# Chat auf Webserver



## nfsmw15 (7. Dezember 2007)

Hallo,

weiß nicht ob ich hier richtig bin aber Ich suche Chats die über PHP und HTML, Flash oder sonstige spachen laufen. Hat da jamend schon erfahrungen gemacht? Habe schon mal in Google nach geschaut ob es da irgent eine Topliste für gibt aber anscheinen gibt es keine.

Ich suche Chats die auf meinem eigenen Webserver laufen sowas wie GTChat nur da er zu viele Ressourcen verbraucht kann ich diesen nicht nehmen.


----------



## Michael Engel (7. Dezember 2007)

Ein reiner PHP Chat wird immer sehr rechenintensiv sein. Daran lässt sich nichts drehen. Diese müssen im Sekundentakt oder noch öfter den Server Pollen ob es neues gibt.

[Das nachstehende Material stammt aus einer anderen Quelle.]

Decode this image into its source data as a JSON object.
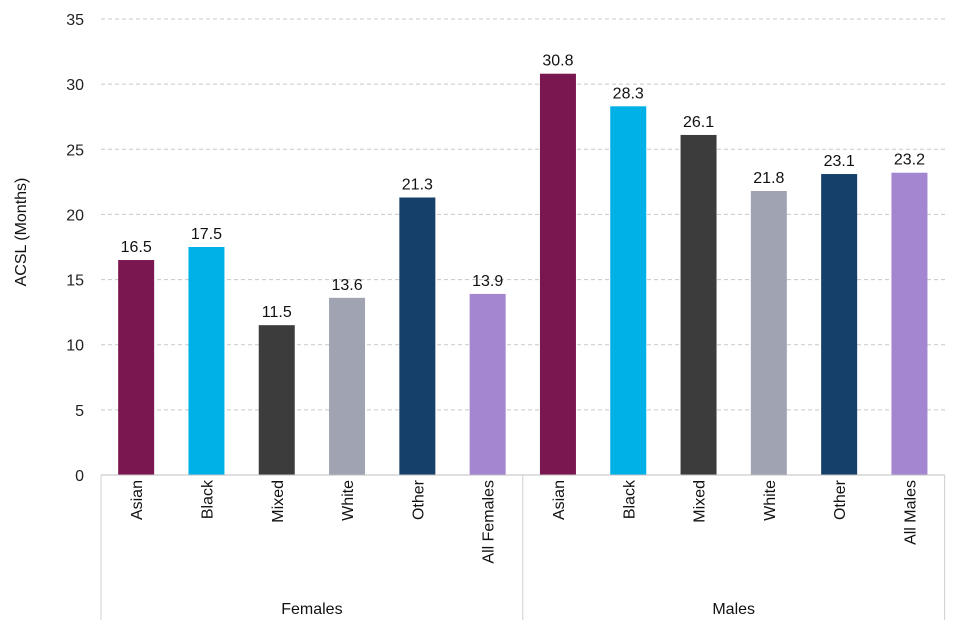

Also wenn es dein eigener Webserver ist, ist ein IRC Server eigentlich immer eine gute Basis. Dafür findest du dann auch viele Clients wie CGI::IRC oder Java Applets. Die noch Ressourcen Schonender sind.

Wenn nicht, kannst du dich immernoch auf dem Quakenet oder anderen IRC Netzwerken einnisten mit einem eigenen Channel.


----------